Tortola is the largest and most populated of the British Virgin Islands, a group of islands which form part of the archipelago of the Virgin Islands.
Local belief is that the name was originally given to the island by Christopher Columbus, meaning “land of the Turtle Dove”
The way of life on Tortola is resolutely Caribbean despite the infusion of so many people from different countries around the world; the people are known for their warmth and hospitality and new comers to the island soon find themselves slipping into a slower pace of life and easing into ‘island time’.
On the south shore is the scenic capital city, Road Town, situated around a deep yacht-filled harbour that is lined with cheerfully painted restaurants, hotels and shops.
International as well as local cuisine features on the menus of this varied community with specialities like fresh lobster, coconut curries or turtle dishes to tempt the palate.
Tortola is a mountainous island 13.5 miles (19 km) long and 3 miles (5 km) wide, with an area of 21.5 square miles (55.7 square km).

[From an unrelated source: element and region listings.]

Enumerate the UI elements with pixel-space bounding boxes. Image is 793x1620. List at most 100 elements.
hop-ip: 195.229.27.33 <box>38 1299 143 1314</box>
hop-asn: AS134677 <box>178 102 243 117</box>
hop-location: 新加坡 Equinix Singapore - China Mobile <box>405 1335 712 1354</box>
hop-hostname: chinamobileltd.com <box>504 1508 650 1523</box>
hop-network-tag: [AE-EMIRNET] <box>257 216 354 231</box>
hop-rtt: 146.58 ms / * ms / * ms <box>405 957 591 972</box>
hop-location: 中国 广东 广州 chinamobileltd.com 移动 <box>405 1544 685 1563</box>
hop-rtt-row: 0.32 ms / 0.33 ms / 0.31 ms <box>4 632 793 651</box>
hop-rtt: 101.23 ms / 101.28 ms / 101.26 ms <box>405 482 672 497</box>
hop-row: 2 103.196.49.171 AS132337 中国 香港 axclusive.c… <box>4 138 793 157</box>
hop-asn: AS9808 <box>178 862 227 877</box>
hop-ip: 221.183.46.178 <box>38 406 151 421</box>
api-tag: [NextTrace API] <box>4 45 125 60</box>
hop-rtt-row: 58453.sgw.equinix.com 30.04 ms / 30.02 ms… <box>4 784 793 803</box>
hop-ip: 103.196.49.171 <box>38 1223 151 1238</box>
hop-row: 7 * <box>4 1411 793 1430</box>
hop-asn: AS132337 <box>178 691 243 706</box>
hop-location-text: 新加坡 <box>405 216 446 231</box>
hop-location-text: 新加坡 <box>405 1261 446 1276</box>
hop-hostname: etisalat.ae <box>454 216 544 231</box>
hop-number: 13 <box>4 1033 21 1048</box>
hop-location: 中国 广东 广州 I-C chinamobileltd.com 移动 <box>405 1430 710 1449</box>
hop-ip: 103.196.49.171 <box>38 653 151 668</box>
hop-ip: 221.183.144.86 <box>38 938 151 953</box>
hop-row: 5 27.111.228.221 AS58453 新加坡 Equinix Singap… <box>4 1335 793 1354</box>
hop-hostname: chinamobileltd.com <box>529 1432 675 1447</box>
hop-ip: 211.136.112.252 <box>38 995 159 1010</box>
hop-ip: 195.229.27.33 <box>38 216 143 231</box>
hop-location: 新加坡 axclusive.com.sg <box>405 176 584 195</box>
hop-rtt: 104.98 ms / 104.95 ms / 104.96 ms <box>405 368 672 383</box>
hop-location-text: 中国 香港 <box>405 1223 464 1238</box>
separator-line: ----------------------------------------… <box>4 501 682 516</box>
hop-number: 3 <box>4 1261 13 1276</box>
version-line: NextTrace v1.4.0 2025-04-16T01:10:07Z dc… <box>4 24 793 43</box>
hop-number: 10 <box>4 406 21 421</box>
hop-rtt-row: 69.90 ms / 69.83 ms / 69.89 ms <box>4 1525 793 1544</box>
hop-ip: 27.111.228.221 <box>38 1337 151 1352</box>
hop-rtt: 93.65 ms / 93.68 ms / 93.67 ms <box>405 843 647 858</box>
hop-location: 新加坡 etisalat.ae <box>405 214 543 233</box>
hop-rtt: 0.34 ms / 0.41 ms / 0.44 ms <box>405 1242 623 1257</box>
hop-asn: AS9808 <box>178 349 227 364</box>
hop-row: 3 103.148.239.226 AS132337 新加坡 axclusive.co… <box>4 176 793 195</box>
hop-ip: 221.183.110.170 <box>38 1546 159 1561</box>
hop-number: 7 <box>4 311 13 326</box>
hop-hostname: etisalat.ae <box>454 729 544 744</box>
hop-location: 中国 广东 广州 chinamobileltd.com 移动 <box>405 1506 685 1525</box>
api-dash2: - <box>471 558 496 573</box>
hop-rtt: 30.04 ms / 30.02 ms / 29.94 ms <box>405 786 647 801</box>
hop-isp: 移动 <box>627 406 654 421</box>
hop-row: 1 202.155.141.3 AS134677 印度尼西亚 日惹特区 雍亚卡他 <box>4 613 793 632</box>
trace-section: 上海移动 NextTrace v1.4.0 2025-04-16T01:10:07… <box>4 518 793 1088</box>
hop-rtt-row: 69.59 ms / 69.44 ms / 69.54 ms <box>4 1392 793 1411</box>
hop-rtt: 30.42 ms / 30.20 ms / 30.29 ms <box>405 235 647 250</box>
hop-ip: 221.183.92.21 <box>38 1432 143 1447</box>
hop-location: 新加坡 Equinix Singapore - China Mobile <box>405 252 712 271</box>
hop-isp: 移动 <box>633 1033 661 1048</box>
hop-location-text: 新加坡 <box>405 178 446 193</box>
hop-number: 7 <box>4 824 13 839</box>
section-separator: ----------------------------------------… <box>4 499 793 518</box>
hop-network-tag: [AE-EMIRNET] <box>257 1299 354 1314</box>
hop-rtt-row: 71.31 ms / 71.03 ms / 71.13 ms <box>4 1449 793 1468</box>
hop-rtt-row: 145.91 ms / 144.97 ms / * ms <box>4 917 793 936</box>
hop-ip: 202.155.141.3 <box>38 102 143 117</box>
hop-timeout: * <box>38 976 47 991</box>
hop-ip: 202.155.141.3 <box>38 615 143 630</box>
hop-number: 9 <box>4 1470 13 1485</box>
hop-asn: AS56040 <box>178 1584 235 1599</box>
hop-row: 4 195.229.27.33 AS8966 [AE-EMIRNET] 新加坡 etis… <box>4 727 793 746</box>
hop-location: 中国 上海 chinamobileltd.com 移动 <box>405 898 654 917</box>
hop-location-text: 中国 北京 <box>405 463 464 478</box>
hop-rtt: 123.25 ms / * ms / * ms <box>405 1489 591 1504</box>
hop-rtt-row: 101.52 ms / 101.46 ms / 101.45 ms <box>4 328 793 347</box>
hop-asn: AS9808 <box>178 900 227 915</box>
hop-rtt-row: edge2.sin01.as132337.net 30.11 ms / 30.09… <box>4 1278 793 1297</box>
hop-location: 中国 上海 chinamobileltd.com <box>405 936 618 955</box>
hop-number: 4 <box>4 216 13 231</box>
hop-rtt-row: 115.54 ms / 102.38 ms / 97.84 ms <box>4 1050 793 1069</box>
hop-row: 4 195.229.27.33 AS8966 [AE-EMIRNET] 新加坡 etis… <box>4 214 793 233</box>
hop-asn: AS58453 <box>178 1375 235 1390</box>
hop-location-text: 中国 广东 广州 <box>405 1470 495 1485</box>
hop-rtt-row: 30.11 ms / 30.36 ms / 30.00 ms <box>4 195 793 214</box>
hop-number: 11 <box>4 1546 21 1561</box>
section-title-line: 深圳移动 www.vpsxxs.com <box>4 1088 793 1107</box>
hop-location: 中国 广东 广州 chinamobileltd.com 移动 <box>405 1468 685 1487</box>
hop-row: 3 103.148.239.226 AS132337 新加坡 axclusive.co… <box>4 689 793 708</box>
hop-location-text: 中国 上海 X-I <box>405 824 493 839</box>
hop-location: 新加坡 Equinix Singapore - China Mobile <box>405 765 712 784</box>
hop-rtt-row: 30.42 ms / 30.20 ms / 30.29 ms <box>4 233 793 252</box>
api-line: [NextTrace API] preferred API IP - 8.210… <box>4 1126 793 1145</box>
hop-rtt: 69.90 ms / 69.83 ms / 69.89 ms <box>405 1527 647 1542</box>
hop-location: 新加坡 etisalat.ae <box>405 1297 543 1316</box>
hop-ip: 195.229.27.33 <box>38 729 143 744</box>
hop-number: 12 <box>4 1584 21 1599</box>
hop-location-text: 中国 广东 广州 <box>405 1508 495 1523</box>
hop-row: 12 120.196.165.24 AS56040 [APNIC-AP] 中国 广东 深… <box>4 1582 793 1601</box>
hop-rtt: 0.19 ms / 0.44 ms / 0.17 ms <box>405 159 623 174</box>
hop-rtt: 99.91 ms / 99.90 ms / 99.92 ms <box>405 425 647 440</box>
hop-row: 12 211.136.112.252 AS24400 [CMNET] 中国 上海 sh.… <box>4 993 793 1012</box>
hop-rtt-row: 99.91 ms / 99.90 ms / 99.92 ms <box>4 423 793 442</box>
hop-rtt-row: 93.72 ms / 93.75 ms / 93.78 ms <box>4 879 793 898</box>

Formed by volcanic activity, its highest peak is Mount Sage at 1750 feet (530 m). Tortola lies near an earthquake fault, and minor earthquakes are common.
Rising up in the centre of the island is the highest point in the archipelago, Mount Sage, which rises to 1,780 feet (524m) and affords wonderful views over Tortola’s lush tropical vegetation, its uncrowded beaches and lovely bays, and the surrounding islands. Ruins of 18th-century buildings are also visible, a scattered reminder of the plantation era when rum and sugar were the source of the island’s economy.
Economy & Demographics
The population of Tortola is 23,908. The principal settlement is Road Town, the capital of the British Virgin Islands.
Financial services are the main source of income to the island. The hugely popular International Business Companies Act, passed in the early 1980s, led to huge growth in government revenue. BVI residents are amongst the most affluent in the Eastern Caribbean. Because of this, a large number of residents from other Caribbean islands work there.
Even though the British Virgin Islands (BVI) are a British Overseas Territory, the U.S. dollar is the official currency.
The island is home to many offshore companies that do business worldwide. Visitors either arrive by boat or fly to Beef Island and drive across the short Queen Elizabeth Bridge to Tortola.
White-sand beaches, such as Cane Garden Bay, are popular attractions. Cane Garden Bay also offers an abyss of surfing potential if you catch it on the right tide and swell.
Located Just north of Apple Bay (a second good break that can hold swell significally longer than Cane Garden), Cane Garden Bay is a large bay that is usually filled with boats and activities. However, access to the spot is relatively easy. Park in the dirt lot located on the right side and walk out on the dock.